The metrics used to assess the object detector’s performance are FPS (Frames Per Second) and mAP (mean Average Precision). The first one measures the detector’s speed and the second one its accuracy.

We would like to remind the reader here that the following numbers are without Tracking and that FPS can be easily doubled if we do measurement after every one image and use prediction for in between frames.

Here is the performance of FasterRCNN with two different backbones : Resnet50 and Resnet18. Both were tested using the DuckieTown gym mentioned [above]{#real-time-object-detection-final-literature}.
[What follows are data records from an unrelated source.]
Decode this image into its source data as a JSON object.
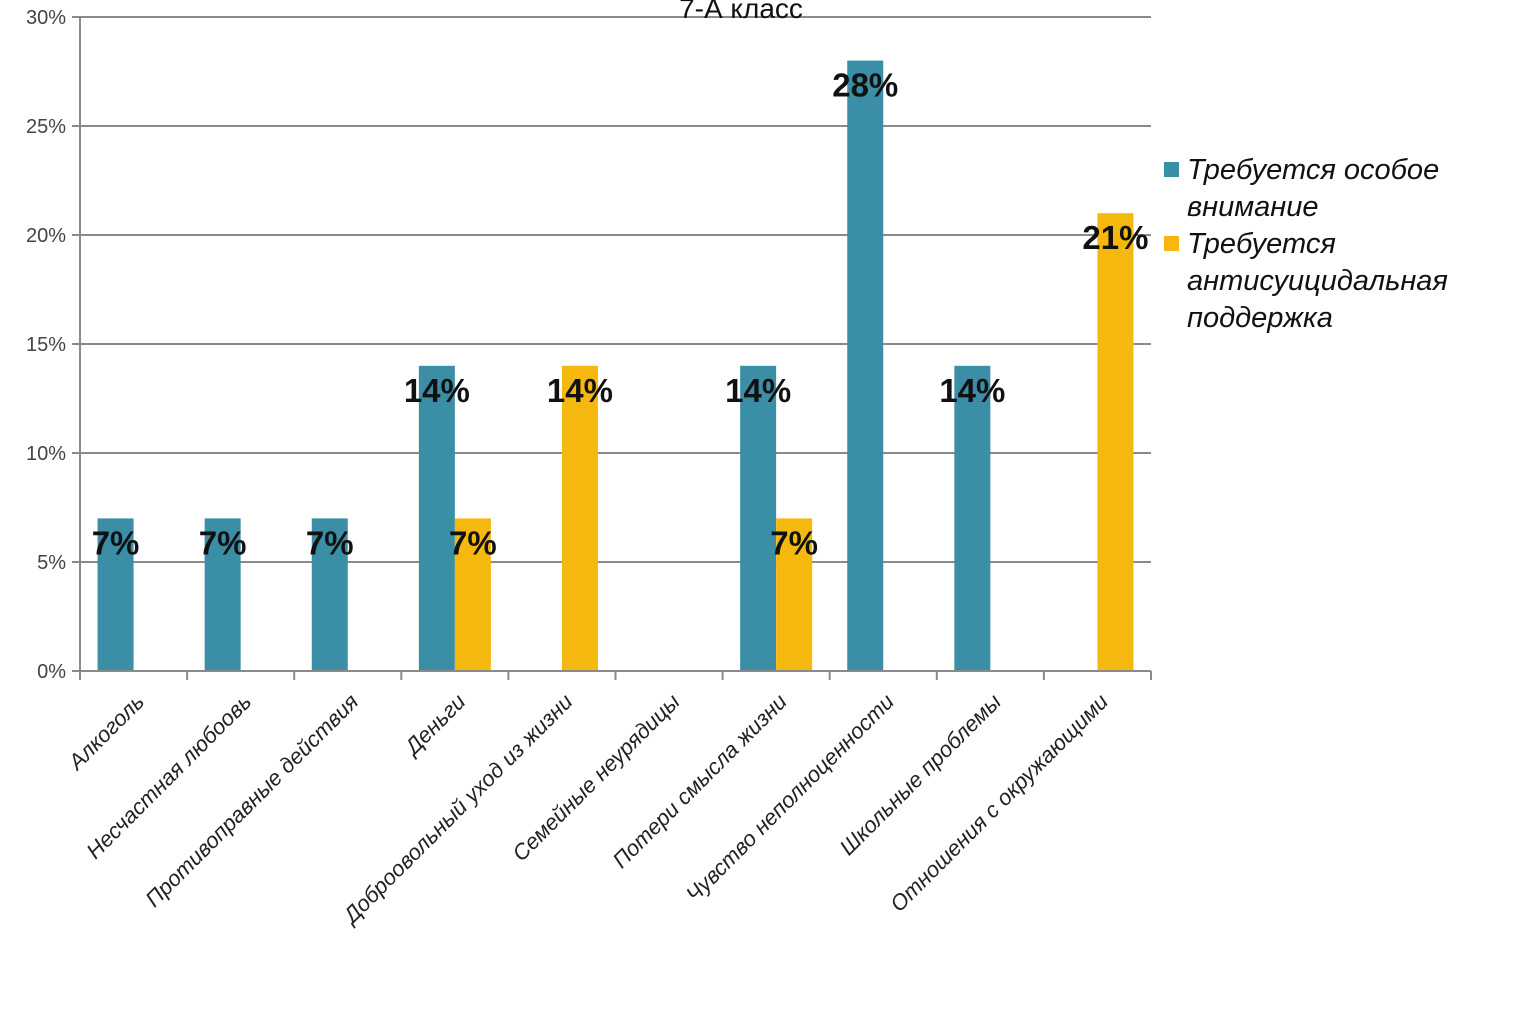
{
  "chart_data": {
    "type": "bar",
    "title": "7-А класс",
    "xlabel": "",
    "ylabel": "",
    "ylim": [
      0,
      30
    ],
    "yticks": [
      "0%",
      "5%",
      "10%",
      "15%",
      "20%",
      "25%",
      "30%"
    ],
    "grid": true,
    "legend_position": "right",
    "categories": [
      "Алкоголь",
      "Несчастная любоовь",
      "Противоправные действия",
      "Деньги",
      "Доброовольный уход из жизни",
      "Семейные неурядицы",
      "Потери смысла жизни",
      "Чувство неполноценности",
      "Школьные проблемы",
      "Отношения с окружающими"
    ],
    "series": [
      {
        "name": "Требуется особое внимание",
        "color": "#3a8ea5",
        "values": [
          7,
          7,
          7,
          14,
          0,
          0,
          14,
          28,
          14,
          0
        ],
        "labels": [
          "7%",
          "7%",
          "7%",
          "14%",
          "",
          "",
          "14%",
          "28%",
          "14%",
          ""
        ]
      },
      {
        "name": "Требуется антисуицидальная поддержка",
        "color": "#f5b80e",
        "values": [
          0,
          0,
          0,
          7,
          14,
          0,
          7,
          0,
          0,
          21
        ],
        "labels": [
          "",
          "",
          "",
          "7%",
          "14%",
          "",
          "7%",
          "",
          "",
          "21%"
        ]
      }
    ]
  }
}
  • Using the Resnet50 backbone :

    Proposals FPS (on GPU) FPS (on CPU) mAP
    300 55.5 (0.018s) 1.8 (0.55s) 83.9%
    50 77 (0.013s) 2.6 (0.38s) 83.8%
    10 77 (0.013s) 2.7 (0.36s) 74.3%
  • Using Resnet18 :

    Proposals FPS (on GPU) FPS (on CPU) mAP
    300 111 (0.009s) 5.55 (0.18s) 86.472%
    50 142 (0.007s) 7.69 (0.13s) 86.462%

YOLOv5 has been tested on high and low-resolution images.

Resolution FPS (on GPU) FPS (on CPU) FPS (on Jetson Nano) mAP
640x480 110 (0.009s) 9.6 (0.104s) 5 (0.200s) 71.14%
320x240 113 (0.009s) 19.5 (0.051s) 10 (0.100s) 68.56%

Hence, we achieve about real-time performance of 20 FPS on Jetson Nano using DL based object detector and combining it with tracking

Future avenues of development

Modified 2021-01-01 by Dishank Bansal

Making Docker image with Object Detection that can be run on Jetson Nano.